—«Que voulez-vous, c'était fatal.»

—«Nous y voici,» pensa Vitale dans un éclair. Et il reposa son verre plein de vin qu'il se préparait à boire:—«Nous ne tomberons pas dans ce grossier piège, monsieur le marquis. Vous n'irez pas demain raconter hypocritement à Mme de Nançay ma bonne fortune avec la belle Russe.» Puis, à voix haute, déplaçant du coup la conversation:

—«Je ne lis jamais de romans, madame. Nous autres, malheureux Italiens, nous avons eu, depuis vingt ans, notre chère patrie à refaire… Vous savez, l'action et la littérature ne vont guère ensemble.—Avez-vous vu le volume des lettres de la marquise d'Azeglio?»
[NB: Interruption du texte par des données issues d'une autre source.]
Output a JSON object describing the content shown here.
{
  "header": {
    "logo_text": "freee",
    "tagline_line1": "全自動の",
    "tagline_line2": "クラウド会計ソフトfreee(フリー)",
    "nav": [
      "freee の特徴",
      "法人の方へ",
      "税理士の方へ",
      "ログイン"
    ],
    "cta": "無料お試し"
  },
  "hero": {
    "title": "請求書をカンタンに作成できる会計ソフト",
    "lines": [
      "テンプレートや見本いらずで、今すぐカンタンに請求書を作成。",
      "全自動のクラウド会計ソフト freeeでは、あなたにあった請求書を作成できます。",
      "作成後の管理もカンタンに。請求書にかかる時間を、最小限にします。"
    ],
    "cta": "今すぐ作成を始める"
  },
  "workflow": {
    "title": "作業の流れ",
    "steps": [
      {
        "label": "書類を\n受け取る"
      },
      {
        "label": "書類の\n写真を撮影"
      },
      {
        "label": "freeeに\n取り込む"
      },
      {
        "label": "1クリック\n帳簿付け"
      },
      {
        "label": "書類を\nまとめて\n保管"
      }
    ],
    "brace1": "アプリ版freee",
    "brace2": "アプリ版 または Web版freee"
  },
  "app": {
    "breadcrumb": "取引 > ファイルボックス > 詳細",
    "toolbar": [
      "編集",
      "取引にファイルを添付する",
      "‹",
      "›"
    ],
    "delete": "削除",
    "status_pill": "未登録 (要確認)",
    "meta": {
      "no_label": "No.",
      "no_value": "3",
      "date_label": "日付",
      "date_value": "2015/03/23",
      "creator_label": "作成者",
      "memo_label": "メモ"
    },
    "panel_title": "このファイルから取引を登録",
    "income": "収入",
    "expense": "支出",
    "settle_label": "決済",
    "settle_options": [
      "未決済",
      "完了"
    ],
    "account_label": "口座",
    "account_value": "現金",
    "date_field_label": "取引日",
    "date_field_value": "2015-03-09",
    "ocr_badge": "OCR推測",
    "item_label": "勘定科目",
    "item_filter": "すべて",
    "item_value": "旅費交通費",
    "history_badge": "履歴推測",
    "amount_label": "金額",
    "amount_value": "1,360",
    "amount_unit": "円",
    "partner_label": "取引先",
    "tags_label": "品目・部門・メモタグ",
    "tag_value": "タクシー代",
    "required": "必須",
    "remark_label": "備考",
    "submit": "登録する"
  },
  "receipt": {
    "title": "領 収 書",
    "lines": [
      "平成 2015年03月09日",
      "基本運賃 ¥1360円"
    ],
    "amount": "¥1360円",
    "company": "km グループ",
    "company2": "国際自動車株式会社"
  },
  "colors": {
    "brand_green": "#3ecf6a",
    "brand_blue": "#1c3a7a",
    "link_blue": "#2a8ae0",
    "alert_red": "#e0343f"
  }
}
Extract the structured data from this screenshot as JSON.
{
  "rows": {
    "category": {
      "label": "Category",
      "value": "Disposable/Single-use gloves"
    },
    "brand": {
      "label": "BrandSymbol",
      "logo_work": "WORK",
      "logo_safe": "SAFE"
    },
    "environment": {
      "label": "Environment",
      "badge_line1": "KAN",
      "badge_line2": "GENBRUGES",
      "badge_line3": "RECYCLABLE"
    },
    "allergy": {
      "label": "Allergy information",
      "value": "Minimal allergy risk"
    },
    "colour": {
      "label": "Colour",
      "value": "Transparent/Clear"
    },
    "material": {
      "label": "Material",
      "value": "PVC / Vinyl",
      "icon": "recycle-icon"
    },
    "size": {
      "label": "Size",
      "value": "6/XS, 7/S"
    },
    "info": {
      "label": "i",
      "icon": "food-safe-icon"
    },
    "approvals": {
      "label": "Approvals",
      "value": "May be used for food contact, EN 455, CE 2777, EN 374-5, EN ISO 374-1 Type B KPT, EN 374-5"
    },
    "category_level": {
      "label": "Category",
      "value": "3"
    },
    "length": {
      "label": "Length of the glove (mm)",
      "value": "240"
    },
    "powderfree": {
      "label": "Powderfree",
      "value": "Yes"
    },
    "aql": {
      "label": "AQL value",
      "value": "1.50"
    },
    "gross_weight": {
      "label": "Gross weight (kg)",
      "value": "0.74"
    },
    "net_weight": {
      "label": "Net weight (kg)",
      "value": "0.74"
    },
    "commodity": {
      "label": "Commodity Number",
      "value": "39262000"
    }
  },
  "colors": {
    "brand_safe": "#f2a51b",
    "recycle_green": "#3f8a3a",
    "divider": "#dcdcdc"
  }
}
Et il commença d'entretenir Mme Annerkow du magnifique rôle des femmes piémontaises dans le risorgimento, entremêlant ses discours d'anecdotes sur Cavour, sur Victor-Emmanuel, sur Garibaldi, si bien qu'en se levant de table, ils en étaient, elle et lui, au même point qu'en s'y asseyant.

—«Bataille gagnée?» fit Mme Denisow en s'approchant de son amie.
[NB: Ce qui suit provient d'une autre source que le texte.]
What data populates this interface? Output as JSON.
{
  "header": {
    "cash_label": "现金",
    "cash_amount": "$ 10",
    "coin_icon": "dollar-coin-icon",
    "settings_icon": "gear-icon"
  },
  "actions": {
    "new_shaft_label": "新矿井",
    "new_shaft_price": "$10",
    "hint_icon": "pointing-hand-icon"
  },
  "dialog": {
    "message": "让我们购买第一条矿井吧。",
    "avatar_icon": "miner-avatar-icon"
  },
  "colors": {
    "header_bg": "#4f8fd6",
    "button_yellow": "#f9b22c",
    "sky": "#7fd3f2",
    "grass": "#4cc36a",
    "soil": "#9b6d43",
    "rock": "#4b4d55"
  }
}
—«Pas même livrée,» répondit l'autre en riant d'un mauvais rire. «C'est un beau garçon, mais ces Italiens ne savent plus ce que c'est qu'une femme. La politique, le comte Camille, le roi, l'alliance allemande… Il est ennuyeux comme un journal.»

—«Vitale!… De la politique!… Pas possible!… On me l'a changé.»

VII

Le prince était content de lui en rentrant vers deux heures du matin dans le petit logement meublé qu'il occupait au Borgo Ognissanti et qu'il avait longtemps visé avant de l'obtenir. Il y avait connu un peintre américain en train de copier les Fra Angelico de Saint-Marc et qui avait séjourné là plusieurs années. Quatre étages à monter et il se trouvait chez lui: deux chambres qui donnaient au midi sur l'Arno, avec un balcon d'où le regard découvrait le plus merveilleux horizon de clochers, de palais et de villas très au loin, toutes blanches dans la verdure noire des cyprès. Le service était fait par une servante aux traits rudes qui prononçait les c à la manière florentine, comme des h aspirées. La propriétaire de ce petit appartement était une vieille dame, veuve d'un officier tué dans la guerre de 1866. Elle avait été riche, et les restes de son opulence passée lui avaient permis de meubler coquettement le petit salon et la chambre à coucher qui coûtaient, le service compris, quatre francs par jour. Vitale prenait cette somme, ainsi que tout son argent, à même la légendaire cassette posée sur la commode, à côté des objets de son nécessaire de voyage. Il était là, réellement, comme l'oiseau sur la branche. En quelques heures, il pouvait avoir fini ses préparatifs et partir pour le tour du monde. Ce soir-là, il regardait, en se disposant à se coucher, le détail de ce tranquille appartement, et il souriait de la déconvenue de Bonnivet.

—«Dormirai-je mieux,» se dit-il, «quand je serai le maître et seigneur de la Folie Wérékiew? Car je le serai, marquis, en dépit de votre finesse.»